Define $\psi:=e^X$, since $\psi$ is a monotonic continues function then $\frac{f_X(X)}{|\psi'(X)|}=f_{\psi(X)}(X)=f_Y(Y)$.

$\frac{\frac{1}{\sqrt{2\pi}}e^\frac{-x^2}{2}}{ln(y)y}=f_Y $

I am not sure that i can use this theorem.

Is it correct ?

Thanks!

Solution 1:

Yes you can use the Jacobian Transformation

$f_{Y}(y)=|\frac{dx}{dy}|f_{X}(x)$

You have $y=e^{x}\implies \ln(y)=x$ and $\frac{dy}{dx}=e^{x}=y$.

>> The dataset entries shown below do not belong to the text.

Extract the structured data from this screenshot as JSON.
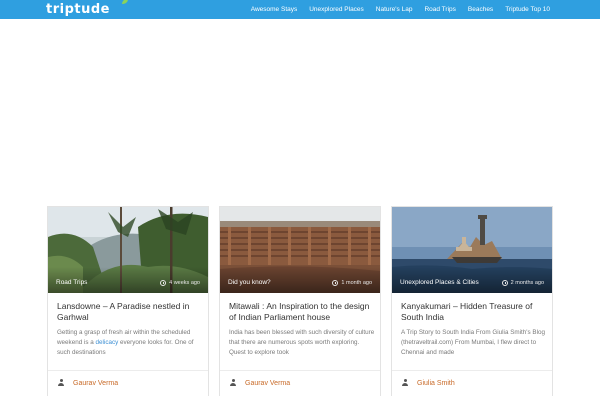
{
  "header": {
    "logo_text": "triptude",
    "brand_color": "#2f9fe0",
    "menu": [
      {
        "label": "Awesome Stays"
      },
      {
        "label": "Unexplored Places"
      },
      {
        "label": "Nature's Lap"
      },
      {
        "label": "Road Trips"
      },
      {
        "label": "Beaches"
      },
      {
        "label": "Triptude Top 10"
      }
    ]
  },
  "cards": [
    {
      "category": "Road Trips",
      "time": "4 weeks ago",
      "title": "Lansdowne – A Paradise nestled in Garhwal",
      "excerpt_before": "Getting a grasp of fresh air within the scheduled weekend is a ",
      "excerpt_link": "delicacy",
      "excerpt_after": " everyone looks for. One of such destinations",
      "author": "Gaurav Verma"
    },
    {
      "category": "Did you know?",
      "time": "1 month ago",
      "title": "Mitawali : An Inspiration to the design of Indian Parliament house",
      "excerpt": "India has been blessed with such diversity of culture that there are numerous spots worth exploring. Quest to explore took",
      "author": "Gaurav Verma"
    },
    {
      "category": "Unexplored Places & Cities",
      "time": "2 months ago",
      "title": "Kanyakumari – Hidden Treasure of South India",
      "excerpt": "A Trip Story to South India From Giulia Smith's Blog (thetraveltrail.com) From Mumbai, I flew direct to Chennai and made",
      "author": "Giulia Smith"
    }
  ],
  "colors": {
    "author_link": "#c86a28",
    "inline_link": "#3b8fd4"
  }
}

And $f_{X}(x)=\frac{1}{\sqrt{2\pi}}\exp(-\frac{x^{2}}{2})$

So $f_{Y}(y)=\frac{1}{y}\frac{1}{\sqrt{2\pi}}\exp(-\frac{\ln^{2}(y)}{2})\,\,,\,y>0$

Solution 2:

No it is not correct

$$f_Y(y)=\frac{1}{y\sqrt{2\pi}}e^{-\log^2(x)/2}$$

It's a LogNormal density